Apesar de precisarmos de estar preparados para lidar com este ambiente hostil, tanto os governos quanto a população têm negligenciado as necessidades de defesa. A invasão russa à Ucrânia é noticiada diariamente pelos meios de comunicação, mas a maioria dos portugueses parece estar pouco disposta a pagar mais para ter Forças Armadas melhores. Numa sondagem do European Council on Foreign Relations, realizada alguns meses após o início da invasão da Ucrânia e conduzida em 10 países europeus, os italianos e os portugueses foram os que mais se opuseram a aumentar os gastos com defesa. Em Portugal, 45% dos inquiridos eram contra o aumento, 34% não tinham opinião e apenas 21% eram a favor, apesar de mais de 80% culparem diretamente a Rússia pela agressão.

Muitos portugueses pensam que são imunes à degradação nos níveis de segurança internacional por estarem longe das áreas em conflito. Estão errados. Esperemos que não haja um evento traumático que faça o país arrepender-se, mas a falta de previdência aumenta o risco.

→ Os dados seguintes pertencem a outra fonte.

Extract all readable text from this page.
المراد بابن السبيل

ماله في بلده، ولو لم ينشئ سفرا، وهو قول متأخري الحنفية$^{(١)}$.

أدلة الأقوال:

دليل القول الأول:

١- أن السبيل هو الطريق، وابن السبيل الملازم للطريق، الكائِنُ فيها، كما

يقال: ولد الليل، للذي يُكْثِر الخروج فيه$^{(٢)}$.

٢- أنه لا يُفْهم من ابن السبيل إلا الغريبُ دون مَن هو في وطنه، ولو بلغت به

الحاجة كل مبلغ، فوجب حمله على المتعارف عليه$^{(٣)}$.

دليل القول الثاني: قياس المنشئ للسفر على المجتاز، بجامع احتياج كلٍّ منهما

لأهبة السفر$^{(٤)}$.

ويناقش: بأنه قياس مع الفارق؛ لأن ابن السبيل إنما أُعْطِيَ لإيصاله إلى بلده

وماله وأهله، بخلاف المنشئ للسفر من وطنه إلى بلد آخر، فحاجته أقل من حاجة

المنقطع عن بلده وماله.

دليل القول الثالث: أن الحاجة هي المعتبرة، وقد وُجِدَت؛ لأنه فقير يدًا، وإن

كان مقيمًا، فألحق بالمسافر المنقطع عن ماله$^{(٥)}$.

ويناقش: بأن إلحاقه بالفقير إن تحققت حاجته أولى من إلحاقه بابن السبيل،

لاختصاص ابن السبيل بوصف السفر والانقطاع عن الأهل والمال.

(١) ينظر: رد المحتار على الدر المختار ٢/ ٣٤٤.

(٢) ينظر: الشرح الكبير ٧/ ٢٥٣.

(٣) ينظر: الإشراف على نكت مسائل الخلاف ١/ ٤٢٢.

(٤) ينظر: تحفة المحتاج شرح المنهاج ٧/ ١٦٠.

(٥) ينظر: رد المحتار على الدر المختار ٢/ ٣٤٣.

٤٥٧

O país confronta-se com problemas graves e parece estar cada vez menos capaz de os enfrentar. Portugal é um país membro da União Europeia e da NATO, pelo que necessita de Forças Armadas que possam contribuir para as iniciativas de defesa e manutenção de paz dessas organizações. Além dos riscos globais, as ameaças incluem o terrorismo internacional; os ciberataques que podem ter como alvo infraestruturas críticas ou dados confidenciais de instituições nacionais ou, como já aconteceu, da própria NATO; o tráfico de drogas e de seres humanos, já que Portugal é um país de trânsito para a Europa. Além de lidar com o tráfico ilegal Portugal precisa de proteger as suas zonas de pesca, as sua rotas comerciais marítimas, os cabos submarinos e prevenir a emersão de riscos de pirataria, um fenómeno em crescimento em partes da costa africana.

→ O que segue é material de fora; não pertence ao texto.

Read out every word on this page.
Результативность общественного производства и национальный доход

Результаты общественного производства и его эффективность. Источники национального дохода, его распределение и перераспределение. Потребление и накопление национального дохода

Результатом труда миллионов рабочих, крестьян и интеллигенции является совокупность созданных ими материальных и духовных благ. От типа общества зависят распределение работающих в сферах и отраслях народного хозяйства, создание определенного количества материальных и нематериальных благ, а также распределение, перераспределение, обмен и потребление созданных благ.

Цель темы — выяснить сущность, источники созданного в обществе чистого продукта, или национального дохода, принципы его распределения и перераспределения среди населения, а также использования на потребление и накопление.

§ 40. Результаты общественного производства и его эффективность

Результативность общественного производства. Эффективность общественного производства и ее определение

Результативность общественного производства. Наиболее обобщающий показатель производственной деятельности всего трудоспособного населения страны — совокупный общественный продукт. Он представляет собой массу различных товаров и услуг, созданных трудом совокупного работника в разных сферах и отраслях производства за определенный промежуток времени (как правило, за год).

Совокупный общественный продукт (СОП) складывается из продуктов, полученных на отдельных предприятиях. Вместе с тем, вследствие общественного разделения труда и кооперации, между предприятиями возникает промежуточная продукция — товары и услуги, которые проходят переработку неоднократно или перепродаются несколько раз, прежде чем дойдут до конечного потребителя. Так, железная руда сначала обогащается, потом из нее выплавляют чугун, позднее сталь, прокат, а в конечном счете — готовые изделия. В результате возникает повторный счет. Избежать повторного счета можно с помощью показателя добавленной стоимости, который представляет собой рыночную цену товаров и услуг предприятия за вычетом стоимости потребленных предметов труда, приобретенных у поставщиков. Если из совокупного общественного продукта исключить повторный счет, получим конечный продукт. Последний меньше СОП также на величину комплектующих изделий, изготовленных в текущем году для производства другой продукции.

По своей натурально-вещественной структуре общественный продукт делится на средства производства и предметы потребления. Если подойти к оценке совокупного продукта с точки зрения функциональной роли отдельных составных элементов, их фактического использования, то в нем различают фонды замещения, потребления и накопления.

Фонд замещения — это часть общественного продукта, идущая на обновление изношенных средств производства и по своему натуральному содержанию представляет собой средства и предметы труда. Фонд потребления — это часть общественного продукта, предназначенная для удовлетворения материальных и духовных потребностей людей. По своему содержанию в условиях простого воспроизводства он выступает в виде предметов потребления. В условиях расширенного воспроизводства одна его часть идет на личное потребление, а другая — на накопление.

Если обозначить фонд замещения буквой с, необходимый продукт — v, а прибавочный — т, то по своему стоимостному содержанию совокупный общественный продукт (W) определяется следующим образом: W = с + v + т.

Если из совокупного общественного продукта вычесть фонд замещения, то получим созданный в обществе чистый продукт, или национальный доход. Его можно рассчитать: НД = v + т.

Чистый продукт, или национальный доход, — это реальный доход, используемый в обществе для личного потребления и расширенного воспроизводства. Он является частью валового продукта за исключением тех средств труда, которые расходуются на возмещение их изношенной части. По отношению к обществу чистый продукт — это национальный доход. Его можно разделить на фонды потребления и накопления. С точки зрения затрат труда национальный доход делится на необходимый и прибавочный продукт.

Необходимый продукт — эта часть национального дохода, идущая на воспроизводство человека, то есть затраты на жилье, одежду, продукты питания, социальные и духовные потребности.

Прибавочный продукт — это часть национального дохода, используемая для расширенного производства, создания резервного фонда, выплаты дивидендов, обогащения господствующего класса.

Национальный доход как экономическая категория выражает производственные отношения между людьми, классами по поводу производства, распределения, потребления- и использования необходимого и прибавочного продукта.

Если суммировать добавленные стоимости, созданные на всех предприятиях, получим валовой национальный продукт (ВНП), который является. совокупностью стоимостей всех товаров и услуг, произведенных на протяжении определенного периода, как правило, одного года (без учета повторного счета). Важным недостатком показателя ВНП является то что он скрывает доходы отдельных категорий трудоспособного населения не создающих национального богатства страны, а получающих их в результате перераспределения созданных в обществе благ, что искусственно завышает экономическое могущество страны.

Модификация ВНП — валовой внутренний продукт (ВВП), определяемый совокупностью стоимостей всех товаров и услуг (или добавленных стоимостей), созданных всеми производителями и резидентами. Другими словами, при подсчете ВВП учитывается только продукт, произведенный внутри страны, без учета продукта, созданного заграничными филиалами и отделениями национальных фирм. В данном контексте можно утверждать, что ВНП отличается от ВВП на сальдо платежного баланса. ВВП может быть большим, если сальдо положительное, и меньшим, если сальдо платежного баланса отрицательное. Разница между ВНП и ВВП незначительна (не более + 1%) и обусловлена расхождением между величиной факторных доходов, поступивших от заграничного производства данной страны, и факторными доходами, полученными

Mesmo que haja um novo consenso sobre a necessidade de reforçar a defesa, põe-se a questão de saber se o dinheiro será bem gasto. De acordo com o Eurostat, em 2021 Portugal gastou 0,8% do PIB em defesa nacional, abaixo da média de 1,3% dos países da União Europeia e muito abaixo do compromisso de 2% assumido em 2014 pelos países da NATO. Vale a pena reforçar a fração do PIB dedicada à defesa? Ou será um desperdício de recursos?

As notícias sobre a funcionalidade das forças armadas portuguesas têm sido mistas. Por um lado, há exemplos de participações louváveis em missões internacionais. Por outro lado, há más notícias, desde o roubo de armas em Tancos, passando pelo caso de indisciplina na tripulação do navio Mondego, até ao surgimento de notícias envergonhadas sobre o estado inoperacional de muitos equipamentos militares como os tanques Leopard, vasos de guerra, submarinos, caças, helicópteros, stocks de munições, e com as bases militares “a cair aos pedaços” (notícia no DN).

Numa perspetiva económica, estes casos são sintomas de má gestão de recursos e de sufoco de meios. A má gestão vê-se sobretudo na composição das despesas. Não é fácil medir a eficiência das Forças Armadas, mas há pistas que indiciam problemas estruturais. Um indicador interessante é a proporção de oficiais nos efetivos. Os dados disponíveis para os EUA dizem-nos que a proporção de oficiais no conjunto dos vários ramos das Forças Armadas foi 18% em 2021. Essa proporção era 19% no Reino Unido e 16,3% em França. Em Portugal os meios de comunicação social têm reportado proporções de oficiais de 24% no Exército, de 25% na Marinha e de 32% na Força Aérea, valores que não só estão muito acima dos comparadores internacionais como se estão a agravar com o tempo. As Forças Armadas portuguesas têm mais chefes que soldados já que oficiais e sargentos constituem 59% dos efetivos. As chefias reclamam ter um défice de 6 mil praças que não conseguem contratar e pagar. Mas fica também a hipótese de que uma gestão corporativa dos (poucos) recursos disponíveis tenha sido feita à custa de uma composição mais racional dos efetivos e da eficácia das próprias Forças Armadas.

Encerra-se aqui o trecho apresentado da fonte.